S&P's rating coincided with that of another global credit ratings agency, Moody's, which assigned local and foreign currency issuer ratings of Ba3 to Nigeria due to the country's stable outlook.
In contrast, Africa's largest economy, South Africa, suffered a ratings downgrade last week by one notch to BBB with a negative outlook. S&P said mining strikes and social tensions could reduce fiscal flexibility and hurt growth of the South African Economy.
Moody's also downgraded the South African economy by one notch to Baa1 from A3 last month, citing worries about the country's institutional strength, investment climate, as well as future political stability.
On Nigeria, the S&P report, according to Reuters, cited higher forex reserves and government reform efforts on fuel subsidies and in the electricity and banking sectors as reasons for the upgrade.
Nigeria has sustained its accretion of external reserves, which stood at $42.688 billion as at November 5 - its highest in the last 32 months.
At the same time, S&P affirmed its 'B' foreign-and local-currency short-term ratings on the country just as it raised the long-term national scale rating to 'ngAA-' from 'ngA+'.
S&P further noted that foreign currency savings in Nigeria had grown due to the partial removal of fuel subsidies and higher oil prices.
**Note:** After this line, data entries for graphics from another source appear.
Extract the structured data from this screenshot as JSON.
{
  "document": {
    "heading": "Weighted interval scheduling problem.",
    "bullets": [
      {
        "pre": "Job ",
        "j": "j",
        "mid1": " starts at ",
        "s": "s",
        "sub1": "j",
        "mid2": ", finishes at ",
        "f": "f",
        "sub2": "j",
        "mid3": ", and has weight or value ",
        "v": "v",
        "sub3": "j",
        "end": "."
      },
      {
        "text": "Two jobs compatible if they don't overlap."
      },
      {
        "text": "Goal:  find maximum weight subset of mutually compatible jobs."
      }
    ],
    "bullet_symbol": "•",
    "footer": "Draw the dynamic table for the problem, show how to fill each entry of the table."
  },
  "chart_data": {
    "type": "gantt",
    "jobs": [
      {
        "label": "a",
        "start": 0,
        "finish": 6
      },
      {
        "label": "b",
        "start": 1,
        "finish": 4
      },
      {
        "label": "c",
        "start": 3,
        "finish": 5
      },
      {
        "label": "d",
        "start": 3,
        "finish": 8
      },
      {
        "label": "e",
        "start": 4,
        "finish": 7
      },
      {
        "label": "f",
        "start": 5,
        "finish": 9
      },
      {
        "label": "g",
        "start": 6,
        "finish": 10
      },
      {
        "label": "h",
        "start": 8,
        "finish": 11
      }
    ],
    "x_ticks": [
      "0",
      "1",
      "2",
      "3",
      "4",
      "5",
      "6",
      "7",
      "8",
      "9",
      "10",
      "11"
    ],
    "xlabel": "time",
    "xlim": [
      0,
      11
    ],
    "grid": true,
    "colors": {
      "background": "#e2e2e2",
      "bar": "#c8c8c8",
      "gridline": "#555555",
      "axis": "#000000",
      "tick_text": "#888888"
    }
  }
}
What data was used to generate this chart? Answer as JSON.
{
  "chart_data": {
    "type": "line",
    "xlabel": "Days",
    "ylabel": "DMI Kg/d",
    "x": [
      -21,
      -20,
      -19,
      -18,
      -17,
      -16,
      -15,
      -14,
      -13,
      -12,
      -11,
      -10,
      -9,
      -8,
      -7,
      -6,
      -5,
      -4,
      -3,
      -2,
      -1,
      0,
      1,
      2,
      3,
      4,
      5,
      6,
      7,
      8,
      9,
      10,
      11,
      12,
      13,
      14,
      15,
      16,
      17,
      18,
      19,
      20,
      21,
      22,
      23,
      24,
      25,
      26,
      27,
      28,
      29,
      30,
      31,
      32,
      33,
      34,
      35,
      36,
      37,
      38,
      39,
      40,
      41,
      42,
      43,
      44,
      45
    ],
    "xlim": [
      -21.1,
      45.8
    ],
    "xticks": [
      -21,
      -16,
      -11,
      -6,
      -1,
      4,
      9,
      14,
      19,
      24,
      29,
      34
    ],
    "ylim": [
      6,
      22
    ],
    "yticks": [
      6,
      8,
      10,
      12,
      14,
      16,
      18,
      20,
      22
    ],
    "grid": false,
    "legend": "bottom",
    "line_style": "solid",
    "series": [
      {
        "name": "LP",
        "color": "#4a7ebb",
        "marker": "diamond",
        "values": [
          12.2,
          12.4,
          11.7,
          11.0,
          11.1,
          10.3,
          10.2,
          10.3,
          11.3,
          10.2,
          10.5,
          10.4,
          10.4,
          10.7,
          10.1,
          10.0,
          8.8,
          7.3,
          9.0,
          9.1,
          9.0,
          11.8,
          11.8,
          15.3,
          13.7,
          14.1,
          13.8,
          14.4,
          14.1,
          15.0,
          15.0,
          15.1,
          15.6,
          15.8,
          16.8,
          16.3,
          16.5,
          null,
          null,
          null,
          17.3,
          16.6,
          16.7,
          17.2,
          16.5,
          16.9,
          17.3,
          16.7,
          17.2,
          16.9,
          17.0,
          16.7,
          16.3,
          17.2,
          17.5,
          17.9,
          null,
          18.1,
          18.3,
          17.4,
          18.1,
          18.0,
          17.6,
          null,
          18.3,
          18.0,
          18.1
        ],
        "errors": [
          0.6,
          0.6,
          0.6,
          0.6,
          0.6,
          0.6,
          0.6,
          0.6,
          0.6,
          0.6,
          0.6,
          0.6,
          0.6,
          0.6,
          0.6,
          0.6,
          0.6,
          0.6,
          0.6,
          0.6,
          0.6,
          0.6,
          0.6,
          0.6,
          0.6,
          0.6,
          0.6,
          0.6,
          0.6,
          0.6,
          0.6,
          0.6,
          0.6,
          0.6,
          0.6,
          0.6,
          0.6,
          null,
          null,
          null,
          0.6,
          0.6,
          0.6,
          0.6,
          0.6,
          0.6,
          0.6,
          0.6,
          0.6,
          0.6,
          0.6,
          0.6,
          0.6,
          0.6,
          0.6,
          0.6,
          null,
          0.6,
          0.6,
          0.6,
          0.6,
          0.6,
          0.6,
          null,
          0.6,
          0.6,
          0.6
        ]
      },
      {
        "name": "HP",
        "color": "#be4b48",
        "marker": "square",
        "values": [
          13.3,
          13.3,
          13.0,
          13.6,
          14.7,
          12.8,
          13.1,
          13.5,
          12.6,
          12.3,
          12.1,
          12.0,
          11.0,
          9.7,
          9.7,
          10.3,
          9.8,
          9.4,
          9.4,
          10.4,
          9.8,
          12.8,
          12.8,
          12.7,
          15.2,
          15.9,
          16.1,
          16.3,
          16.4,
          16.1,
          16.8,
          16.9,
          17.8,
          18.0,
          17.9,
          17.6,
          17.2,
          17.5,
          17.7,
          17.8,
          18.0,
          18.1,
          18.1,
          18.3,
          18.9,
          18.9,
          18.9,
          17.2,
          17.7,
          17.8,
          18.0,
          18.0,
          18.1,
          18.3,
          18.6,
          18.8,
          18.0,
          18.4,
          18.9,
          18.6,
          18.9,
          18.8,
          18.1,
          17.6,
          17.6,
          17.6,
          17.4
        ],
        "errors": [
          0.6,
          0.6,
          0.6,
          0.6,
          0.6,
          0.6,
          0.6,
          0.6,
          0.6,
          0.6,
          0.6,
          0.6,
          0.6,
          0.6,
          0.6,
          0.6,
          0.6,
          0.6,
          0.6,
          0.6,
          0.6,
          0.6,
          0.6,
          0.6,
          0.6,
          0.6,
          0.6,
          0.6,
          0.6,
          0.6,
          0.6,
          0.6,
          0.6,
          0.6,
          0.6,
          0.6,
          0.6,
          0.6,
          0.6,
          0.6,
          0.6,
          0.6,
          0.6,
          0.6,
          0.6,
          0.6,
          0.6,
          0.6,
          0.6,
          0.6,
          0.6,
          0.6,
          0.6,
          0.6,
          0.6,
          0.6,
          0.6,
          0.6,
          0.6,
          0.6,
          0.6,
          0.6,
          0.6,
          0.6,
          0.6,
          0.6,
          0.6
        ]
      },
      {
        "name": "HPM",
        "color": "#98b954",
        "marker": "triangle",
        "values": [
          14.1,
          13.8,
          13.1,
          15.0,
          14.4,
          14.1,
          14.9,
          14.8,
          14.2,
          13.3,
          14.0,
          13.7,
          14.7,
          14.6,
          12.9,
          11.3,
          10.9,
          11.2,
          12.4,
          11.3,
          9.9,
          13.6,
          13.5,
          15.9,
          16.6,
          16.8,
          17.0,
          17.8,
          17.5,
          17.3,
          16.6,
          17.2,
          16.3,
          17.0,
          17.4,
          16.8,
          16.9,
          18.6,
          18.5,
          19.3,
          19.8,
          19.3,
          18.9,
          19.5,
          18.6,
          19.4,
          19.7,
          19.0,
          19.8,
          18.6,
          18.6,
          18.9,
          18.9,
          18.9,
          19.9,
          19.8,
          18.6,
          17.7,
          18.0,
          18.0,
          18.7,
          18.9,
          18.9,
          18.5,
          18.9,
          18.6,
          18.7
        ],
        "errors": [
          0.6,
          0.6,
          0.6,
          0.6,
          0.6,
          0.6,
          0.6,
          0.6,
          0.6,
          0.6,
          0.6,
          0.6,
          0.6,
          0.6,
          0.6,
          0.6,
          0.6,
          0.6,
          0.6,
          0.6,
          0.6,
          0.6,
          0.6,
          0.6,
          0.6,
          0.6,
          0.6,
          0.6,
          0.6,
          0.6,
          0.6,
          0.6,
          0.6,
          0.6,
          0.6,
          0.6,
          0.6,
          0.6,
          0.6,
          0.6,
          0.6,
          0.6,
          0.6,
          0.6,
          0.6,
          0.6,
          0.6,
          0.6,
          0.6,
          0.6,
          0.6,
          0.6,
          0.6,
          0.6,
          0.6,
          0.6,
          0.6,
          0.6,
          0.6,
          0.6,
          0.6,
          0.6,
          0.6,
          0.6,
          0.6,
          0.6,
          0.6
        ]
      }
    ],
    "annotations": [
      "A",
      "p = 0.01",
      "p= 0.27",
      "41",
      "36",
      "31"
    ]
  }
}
"Nigeria's fiscal assets in its excess crude account have risen to about US$8.4 billion in October 2012, which provides a reasonable fiscal buffer. Its external reserves buffer have also been strengthening on the back of high oil prices and strong exports.
"The government has sustained reform momentum in several key areas, including cutting the fuel subsidy and reforming the power sector, and the authorities have restructured and strengthened the previously troubled banking sector.
"We are therefore raising our long-term foreign- and local-currency sovereign credit ratings on Nigeria by one notch to 'BB-'.
"The stable outlook assumes that the government will continue to pursue its reforms, thereby helping to support strong economic growth, and that there will be no worsening of political tensions and no significant return of insurgency in the Niger Delta," the New York-based ratings firm said.
It added that the creation of the Asset Management Corporation of Nigeria (AMCON) and the Central Bank of Nigeria's (CBN) actions following the 2009 banking crisis had contained contingent liabilities from the banking sector.
It however warned: "We could consider lowering the ratings if fiscal and external balances deteriorate, for example as a consequence of a sharp drop in oil production or prices.
"Downward pressure could also build if reforms stagnate, growth falters, or political tensions or violence increase substantially.
"We could consider raising the ratings if the authorities consistently improve fiscal performance and significantly enhance foreign currency reserves, if transparency in the oil sector and on the fiscal and external accounts improves, and if institutional capacities strengthen, thereby converging with higher rated peers."
On its part, Moody's said the Ba3 ratings reflected "Nigeria's strong economic resilience and strength, which are underpinned by its vast hydrocarbon wealth, its relatively large size and developed non-energy sector, but offset by significant infrastructure needs, evolving governance structures which form a key challenge for Nigeria's institutional strength and the establishment of a Sovereign Wealth Fund, which should support the country's financial strength."